If you have gone through the process of setting up a relationship with a collection agency, you want to make sure you are maximizing your results.
Here are some ways to do just that:
Do not delay sending files.
Certainly you should attempt to collect on your own, but if you have not received payment, or if your calls are being ignored after 90 days, send it to your agency and move on.
Do not hang on to files for a long time just to get a lower rate. Consider that if someone owes you money, they likely owe other people too, and the longer you wait, the more chance that your customer is going to pay those other creditors first. Also, the longer you wait, the greater the chance that the customer will move or change their phone number. Your collection agency should be able to research to find new information, but public records take a while to update, and could delay your recovery.

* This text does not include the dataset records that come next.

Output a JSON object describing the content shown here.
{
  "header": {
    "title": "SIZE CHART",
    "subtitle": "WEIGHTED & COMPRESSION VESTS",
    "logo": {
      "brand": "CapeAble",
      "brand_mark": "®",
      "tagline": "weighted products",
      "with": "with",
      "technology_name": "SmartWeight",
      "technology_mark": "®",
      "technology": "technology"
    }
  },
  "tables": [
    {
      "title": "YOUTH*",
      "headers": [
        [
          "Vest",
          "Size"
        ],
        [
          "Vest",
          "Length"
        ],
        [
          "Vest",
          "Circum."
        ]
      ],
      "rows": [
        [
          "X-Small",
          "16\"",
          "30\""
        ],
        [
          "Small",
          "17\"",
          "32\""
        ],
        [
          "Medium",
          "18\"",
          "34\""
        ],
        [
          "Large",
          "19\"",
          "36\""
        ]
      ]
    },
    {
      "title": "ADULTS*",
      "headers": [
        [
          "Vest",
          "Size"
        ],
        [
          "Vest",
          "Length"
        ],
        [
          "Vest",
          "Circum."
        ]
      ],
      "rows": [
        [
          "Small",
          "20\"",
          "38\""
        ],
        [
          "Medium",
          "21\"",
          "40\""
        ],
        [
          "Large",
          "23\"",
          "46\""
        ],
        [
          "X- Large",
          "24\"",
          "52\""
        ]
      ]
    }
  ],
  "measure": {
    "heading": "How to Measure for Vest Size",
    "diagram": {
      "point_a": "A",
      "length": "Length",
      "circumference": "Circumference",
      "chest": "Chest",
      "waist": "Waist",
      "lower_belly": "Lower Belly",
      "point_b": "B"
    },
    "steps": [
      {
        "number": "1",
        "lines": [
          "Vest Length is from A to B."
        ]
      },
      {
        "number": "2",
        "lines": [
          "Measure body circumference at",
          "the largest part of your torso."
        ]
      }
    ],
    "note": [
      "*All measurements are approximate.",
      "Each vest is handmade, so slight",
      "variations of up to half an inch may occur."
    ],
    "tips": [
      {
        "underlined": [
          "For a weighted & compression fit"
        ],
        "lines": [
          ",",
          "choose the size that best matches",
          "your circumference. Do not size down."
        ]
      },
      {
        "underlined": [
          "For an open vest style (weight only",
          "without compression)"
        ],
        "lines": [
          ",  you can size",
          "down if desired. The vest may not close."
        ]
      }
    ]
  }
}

A delay could also mean that the debtors dispose of an asset that might be used to secure your debt. I once received a an old debt from a client. The debt was over $2,000 and the customer was ignoring any contact. I researched the file, and found that the debtor had retired, sold his home and moved out of state a few months before I received the file. Had my client not waited, we could have obtained a judgment and attached his wages, or placed a lien on his home.
Tell your collection agency all details regarding the nature of the debt.
Let the collection agency know what you have done to collect. Was the debt disputed? Was there a service issue that led to non-payment? Trust me, the debtor will be sure to tell their side of the story when contacted, and you are doing your agency a disservice if you do not give them the full story.
Similarly, if the debt is the result of the debtor passing you a bad check, keep the check and send it along with your submission. The collection agency can use state laws to help collect bad checks.
If the debtor is represented by counsel, let the agency know.
If you debt results from a consumer transaction and the debtor is represented by an attorney, advise your agency. Debt collection laws prohibit direct contact with consumers if they are represented by an attorney.
Do not send files that cannot be collected.
Files that are outside the statute of limitations, or debts that have been discharged in bankruptcy cannot be collected. Write them off and focus on the money you can recover.
Pass along any new information you discover.
If you learn that a debtor has moved, or has a new job, inform your agency. Last week, a customer contacted me to let me know that a gentleman we were researching for a possible legal action had lost his job. With this new information, we decided that legal action should be delayed.